I was talking to my mom who was very upset about the looting. She had a tear in her voice. “I went through this already and we don’t deserve to go through this again,” she said. “We don’t deserve this unrest.” She doesn’t have any problem with the protesting but her generation already went through the looting.
There are days when I’m angry, days when I’m sad. I know some people are trying to be allies but I think the way white supremacy has been built into this country, many white people don’t know that being an ally means taking a back seat. True allyship is being supportive of the movement, not driving it. There’s been quite a bit of, “I get it now! How can I help? Let me do it! Let me take this over,” and I have to wonder, how long before white young people get bored and do what the hippies did and go get a house, get married, have kids, and forget they ever protested.
Ryan: During this year, during this pandemic, what have you learned about yourself?
Keesha: I’ve had time to sit and really think and I’ve realized there are so many things about my life, my childhood, and my upbringing that I look at so differently than perhaps how it actually happened.

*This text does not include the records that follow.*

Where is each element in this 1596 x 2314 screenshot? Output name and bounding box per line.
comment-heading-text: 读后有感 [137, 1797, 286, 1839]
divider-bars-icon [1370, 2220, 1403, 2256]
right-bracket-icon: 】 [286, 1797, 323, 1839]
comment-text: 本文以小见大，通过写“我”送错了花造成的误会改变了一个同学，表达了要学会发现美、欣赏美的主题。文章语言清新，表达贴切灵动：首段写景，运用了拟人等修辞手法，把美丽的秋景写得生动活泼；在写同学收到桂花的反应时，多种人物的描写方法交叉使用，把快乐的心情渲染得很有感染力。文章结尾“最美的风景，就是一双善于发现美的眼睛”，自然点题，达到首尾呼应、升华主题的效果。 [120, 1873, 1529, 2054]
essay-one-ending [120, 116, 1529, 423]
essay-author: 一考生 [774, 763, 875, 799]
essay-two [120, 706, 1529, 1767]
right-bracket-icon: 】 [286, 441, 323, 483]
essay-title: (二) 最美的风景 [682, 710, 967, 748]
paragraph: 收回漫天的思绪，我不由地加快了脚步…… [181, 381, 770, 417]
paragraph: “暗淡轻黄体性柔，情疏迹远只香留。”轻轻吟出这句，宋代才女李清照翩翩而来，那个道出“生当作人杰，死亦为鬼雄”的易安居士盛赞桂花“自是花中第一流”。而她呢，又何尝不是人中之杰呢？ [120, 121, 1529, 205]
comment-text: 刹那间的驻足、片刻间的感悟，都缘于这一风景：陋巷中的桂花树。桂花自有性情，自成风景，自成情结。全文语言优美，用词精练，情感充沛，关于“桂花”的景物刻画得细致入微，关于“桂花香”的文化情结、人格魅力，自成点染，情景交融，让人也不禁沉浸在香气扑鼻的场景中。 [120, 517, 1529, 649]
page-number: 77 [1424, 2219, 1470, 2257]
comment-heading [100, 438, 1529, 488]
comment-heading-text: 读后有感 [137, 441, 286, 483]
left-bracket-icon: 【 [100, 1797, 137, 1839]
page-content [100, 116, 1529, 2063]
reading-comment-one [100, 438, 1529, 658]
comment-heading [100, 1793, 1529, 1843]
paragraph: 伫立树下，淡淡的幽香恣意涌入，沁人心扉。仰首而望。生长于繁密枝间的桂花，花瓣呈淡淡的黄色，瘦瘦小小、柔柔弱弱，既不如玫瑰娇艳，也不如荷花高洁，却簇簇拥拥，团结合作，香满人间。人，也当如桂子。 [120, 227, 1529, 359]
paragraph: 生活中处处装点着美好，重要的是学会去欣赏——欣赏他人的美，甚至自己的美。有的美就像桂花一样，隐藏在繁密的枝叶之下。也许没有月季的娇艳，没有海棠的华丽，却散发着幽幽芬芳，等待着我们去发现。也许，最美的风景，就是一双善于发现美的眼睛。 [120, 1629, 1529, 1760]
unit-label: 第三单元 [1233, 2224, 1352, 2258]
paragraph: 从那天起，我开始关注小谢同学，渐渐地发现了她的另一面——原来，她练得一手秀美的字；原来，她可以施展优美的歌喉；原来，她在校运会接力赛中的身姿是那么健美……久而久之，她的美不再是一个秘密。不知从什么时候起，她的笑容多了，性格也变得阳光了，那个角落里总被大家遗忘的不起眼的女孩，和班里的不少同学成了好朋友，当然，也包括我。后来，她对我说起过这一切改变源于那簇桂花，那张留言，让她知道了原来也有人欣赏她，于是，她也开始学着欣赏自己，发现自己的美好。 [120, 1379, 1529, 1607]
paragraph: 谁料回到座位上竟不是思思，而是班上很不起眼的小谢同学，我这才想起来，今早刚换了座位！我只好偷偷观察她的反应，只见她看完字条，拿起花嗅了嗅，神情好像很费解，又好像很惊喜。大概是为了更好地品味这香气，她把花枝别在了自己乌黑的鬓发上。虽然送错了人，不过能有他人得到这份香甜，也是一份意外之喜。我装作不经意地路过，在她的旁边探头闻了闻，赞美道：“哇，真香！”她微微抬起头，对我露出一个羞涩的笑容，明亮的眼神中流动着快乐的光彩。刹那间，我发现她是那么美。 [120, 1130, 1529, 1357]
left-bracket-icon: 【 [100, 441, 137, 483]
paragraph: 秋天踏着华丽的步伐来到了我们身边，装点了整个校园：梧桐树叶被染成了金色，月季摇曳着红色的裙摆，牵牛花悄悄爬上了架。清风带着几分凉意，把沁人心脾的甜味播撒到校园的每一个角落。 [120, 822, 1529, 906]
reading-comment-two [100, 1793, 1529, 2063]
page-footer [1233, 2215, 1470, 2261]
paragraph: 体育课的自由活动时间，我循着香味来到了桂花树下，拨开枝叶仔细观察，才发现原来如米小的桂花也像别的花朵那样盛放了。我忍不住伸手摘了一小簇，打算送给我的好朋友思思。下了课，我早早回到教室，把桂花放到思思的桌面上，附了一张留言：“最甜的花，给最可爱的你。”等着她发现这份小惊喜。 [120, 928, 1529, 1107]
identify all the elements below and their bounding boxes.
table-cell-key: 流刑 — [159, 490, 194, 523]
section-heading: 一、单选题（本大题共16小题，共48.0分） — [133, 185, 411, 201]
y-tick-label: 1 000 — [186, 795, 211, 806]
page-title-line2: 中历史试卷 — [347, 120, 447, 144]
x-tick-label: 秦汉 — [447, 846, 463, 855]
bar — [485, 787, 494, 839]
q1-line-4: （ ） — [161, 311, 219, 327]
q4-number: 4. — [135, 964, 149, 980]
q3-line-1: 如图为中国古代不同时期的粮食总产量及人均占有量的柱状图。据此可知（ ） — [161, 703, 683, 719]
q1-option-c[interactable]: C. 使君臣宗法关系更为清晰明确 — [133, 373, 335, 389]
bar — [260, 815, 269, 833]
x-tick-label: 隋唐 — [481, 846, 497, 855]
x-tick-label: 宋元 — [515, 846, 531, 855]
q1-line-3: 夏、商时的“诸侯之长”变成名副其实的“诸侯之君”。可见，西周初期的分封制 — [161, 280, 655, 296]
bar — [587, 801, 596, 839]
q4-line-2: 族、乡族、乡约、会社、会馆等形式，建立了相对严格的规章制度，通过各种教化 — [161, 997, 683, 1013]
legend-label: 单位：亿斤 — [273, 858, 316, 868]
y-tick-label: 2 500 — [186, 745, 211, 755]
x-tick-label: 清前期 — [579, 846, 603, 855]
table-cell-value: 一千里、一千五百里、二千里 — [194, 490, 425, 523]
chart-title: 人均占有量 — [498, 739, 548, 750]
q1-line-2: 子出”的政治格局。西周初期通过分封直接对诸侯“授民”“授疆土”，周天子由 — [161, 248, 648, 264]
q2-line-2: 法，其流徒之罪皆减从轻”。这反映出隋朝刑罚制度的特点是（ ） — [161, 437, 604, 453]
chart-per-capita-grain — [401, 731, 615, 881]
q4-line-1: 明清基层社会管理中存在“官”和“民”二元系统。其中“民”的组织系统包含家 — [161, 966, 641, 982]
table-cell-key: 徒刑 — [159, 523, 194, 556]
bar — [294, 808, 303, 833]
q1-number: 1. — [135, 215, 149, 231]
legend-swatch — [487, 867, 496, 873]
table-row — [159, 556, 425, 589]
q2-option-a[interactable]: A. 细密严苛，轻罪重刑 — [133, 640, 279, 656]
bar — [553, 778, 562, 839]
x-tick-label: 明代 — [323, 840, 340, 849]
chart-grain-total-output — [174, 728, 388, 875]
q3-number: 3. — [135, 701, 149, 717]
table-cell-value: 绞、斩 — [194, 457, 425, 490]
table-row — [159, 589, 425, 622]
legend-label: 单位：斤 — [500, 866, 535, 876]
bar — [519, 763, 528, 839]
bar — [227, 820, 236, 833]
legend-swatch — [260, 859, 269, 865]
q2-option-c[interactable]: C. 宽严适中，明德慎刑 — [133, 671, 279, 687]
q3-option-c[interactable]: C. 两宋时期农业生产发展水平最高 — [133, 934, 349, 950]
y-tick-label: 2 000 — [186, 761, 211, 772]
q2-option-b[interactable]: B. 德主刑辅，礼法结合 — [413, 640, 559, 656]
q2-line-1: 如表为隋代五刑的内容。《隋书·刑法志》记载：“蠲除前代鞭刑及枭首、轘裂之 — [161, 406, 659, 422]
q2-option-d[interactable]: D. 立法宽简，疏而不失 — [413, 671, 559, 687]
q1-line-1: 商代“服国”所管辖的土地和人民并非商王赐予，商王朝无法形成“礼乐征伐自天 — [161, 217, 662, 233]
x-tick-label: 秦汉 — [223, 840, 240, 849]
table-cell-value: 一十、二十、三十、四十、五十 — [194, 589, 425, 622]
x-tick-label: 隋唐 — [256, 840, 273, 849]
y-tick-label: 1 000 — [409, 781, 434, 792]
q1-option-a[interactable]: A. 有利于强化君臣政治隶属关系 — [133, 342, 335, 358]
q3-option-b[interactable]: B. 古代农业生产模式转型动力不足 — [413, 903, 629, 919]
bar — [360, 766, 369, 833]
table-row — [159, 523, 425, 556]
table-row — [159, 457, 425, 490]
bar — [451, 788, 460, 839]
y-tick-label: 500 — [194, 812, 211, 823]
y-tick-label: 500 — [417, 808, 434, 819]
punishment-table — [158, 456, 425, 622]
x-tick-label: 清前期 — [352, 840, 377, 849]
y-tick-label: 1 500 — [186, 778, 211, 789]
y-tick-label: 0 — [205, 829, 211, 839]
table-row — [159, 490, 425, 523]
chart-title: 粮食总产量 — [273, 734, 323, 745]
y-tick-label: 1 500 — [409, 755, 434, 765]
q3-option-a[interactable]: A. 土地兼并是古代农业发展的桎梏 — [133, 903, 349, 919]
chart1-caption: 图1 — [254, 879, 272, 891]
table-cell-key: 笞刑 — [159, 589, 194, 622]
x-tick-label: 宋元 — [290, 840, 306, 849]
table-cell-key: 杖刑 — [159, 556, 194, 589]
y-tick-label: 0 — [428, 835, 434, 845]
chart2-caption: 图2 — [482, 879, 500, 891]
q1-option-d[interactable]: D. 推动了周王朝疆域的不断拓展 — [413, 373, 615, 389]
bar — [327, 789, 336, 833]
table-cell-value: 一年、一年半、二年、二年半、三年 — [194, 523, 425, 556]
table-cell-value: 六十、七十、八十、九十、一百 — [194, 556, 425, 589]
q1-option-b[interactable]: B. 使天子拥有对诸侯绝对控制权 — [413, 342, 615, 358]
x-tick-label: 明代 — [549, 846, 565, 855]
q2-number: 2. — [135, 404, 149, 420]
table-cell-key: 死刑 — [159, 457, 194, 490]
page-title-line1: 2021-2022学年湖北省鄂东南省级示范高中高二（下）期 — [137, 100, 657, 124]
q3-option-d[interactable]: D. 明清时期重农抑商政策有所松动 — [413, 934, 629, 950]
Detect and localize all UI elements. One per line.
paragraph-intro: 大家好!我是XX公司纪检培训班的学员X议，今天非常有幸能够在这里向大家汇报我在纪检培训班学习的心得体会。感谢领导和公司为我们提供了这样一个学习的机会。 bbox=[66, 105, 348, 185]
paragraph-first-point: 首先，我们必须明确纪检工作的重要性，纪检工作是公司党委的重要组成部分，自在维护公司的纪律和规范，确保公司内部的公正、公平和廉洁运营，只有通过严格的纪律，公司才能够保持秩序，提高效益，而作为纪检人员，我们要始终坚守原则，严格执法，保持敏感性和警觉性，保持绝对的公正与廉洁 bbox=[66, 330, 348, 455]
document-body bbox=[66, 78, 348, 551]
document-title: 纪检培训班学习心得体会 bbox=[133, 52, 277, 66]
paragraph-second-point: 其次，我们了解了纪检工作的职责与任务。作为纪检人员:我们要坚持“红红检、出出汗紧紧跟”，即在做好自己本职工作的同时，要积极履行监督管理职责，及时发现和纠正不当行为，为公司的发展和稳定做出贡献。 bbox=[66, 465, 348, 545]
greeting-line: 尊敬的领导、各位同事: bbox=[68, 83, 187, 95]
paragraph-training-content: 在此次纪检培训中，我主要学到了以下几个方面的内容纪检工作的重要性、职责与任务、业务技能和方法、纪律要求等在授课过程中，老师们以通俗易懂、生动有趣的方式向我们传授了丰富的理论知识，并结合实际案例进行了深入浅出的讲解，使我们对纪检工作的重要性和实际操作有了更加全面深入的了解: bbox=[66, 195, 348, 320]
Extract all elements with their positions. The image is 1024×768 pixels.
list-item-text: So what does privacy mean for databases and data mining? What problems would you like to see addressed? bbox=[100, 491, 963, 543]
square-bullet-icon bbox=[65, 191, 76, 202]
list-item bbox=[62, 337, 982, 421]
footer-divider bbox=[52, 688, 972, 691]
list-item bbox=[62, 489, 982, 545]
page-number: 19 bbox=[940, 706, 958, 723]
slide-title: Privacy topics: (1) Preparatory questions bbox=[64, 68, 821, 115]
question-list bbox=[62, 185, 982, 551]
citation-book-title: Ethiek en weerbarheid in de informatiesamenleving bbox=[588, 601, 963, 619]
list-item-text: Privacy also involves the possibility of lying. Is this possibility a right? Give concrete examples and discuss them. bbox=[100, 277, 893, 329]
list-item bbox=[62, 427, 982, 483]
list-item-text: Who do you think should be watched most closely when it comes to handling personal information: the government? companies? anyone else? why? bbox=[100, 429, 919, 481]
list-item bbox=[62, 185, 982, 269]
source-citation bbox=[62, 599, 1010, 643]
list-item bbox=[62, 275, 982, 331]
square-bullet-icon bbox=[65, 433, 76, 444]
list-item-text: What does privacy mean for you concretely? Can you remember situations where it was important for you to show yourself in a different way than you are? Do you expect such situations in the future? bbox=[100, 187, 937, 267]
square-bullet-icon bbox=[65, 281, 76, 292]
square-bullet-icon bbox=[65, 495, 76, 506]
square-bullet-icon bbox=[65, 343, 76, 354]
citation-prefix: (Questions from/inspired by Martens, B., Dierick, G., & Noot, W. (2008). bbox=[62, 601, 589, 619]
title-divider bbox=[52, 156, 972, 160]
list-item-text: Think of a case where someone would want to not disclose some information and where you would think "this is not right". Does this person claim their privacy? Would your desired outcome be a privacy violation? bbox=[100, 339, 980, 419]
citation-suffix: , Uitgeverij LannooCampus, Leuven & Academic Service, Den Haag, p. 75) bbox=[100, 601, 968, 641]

When I started looking at life truthfully, I’ve realized it’s not bad to look at things the way they actually were. To see them realistically and to process how they really are. I’ve learned it’s okay to see the world the way it really is and not through rose-colored glasses.
Ryan: The truth is the most powerful thing at our disposal. We’ve been at this for months and months. When we’re able to do so, what are you most excited to come back to?
Keesha: Oyster Bar. I want to go back and be uncontrollable about Dollar Oysters. It sounds trivial but I used to go with my girlfriends and we’d sit at the bar and yes, eat a ridiculous amount of oysters, but it was really about the companionship and conversation. I miss that. And I miss talking to random people. In New York, so much of being out and about is talking to other people. You can have a fifteen minute conversation with a stranger about anything. I miss that.
Ryan: What will you consciously leave behind?
Keesha: The concept that “I have time to do that later.” Procrastinating. I don’t do something because, “I have time, I have time.” But you know, we don’t. We never know when something is going to shut down our ability to see our family or a friend. So instead of saying, “I have time,” and putting it off until later, I’m just going to do it.